WITH war on Iraq looming, President George Bush is taking spiritual guidance from an unlikely source.

It emerged this week that Bush, the world's most powerful man, logs on to the website of a charity run from a Blackpool house.

Mr Bush even sent an e-mail to the World Healing Crusade, situated opposite an off-licence on Lytham Road.

The charity's aim is to unite people of all religious faiths anywhere in the world using the power of prayer.

It was three weeks after the twin towers disaster and just before the war on the Taliban in Afghanistan that Mr Bush first contacted the website direct from the famous Oval Office in the White House.

He then e-mailed the Crusade asking the 50-year-old charity to send him their monthly newsletter.

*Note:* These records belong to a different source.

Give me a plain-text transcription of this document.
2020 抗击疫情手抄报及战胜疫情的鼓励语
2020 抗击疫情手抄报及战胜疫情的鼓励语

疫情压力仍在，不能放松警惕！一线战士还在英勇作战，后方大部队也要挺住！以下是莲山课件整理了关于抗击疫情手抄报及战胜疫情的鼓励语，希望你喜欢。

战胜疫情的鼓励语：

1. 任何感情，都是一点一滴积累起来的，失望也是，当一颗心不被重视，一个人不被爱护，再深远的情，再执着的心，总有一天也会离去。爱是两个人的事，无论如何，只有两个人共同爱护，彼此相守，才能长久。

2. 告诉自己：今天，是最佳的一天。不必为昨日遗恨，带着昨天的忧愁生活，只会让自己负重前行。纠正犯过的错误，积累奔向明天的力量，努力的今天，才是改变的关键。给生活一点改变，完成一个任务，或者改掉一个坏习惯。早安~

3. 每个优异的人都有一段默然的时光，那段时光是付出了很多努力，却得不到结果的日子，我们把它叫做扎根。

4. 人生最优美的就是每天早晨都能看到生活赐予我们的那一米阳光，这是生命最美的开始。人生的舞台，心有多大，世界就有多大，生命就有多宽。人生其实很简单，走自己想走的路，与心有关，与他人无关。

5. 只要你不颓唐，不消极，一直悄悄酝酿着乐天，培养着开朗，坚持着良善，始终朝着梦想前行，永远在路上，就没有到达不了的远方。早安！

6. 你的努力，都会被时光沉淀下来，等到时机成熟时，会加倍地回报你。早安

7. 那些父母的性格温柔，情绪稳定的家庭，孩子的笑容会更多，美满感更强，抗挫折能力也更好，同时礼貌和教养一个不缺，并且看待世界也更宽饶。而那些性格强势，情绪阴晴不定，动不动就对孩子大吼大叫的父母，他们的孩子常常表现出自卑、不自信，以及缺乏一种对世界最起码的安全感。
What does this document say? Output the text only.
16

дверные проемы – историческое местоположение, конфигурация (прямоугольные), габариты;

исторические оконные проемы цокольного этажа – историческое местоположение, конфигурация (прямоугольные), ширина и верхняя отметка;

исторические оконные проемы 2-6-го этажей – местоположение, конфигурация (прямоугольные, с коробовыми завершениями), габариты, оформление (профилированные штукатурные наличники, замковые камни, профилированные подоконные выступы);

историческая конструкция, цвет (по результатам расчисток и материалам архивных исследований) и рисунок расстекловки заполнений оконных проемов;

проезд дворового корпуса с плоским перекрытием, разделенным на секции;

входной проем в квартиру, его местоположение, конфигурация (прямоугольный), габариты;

The site, and the crusade's literature, makes claims about curing people from illness through the power of prayer.

The pocket-sized booklet is filled with with testimonies from people who believe their prayers have been answered because of the crusade.

Brother Andrew Butterfield of the World Healing Crusade said: "We have had the e-mail verified by the e-mail co-ordinator at the White House.

"We confirmed that George W. Bush had been on the internet himself when he clicked on our website."

Mr Butterfield, known as Brother Andrew, added: "I believe his interest in our work stems from the fact that we try and transcend the boundaries of religion.

"Our work is based on the healing of communities and relationships within communities and the break-down of dogma and human religion to its most simple form."

He said the Crusade boasts 60,000 members.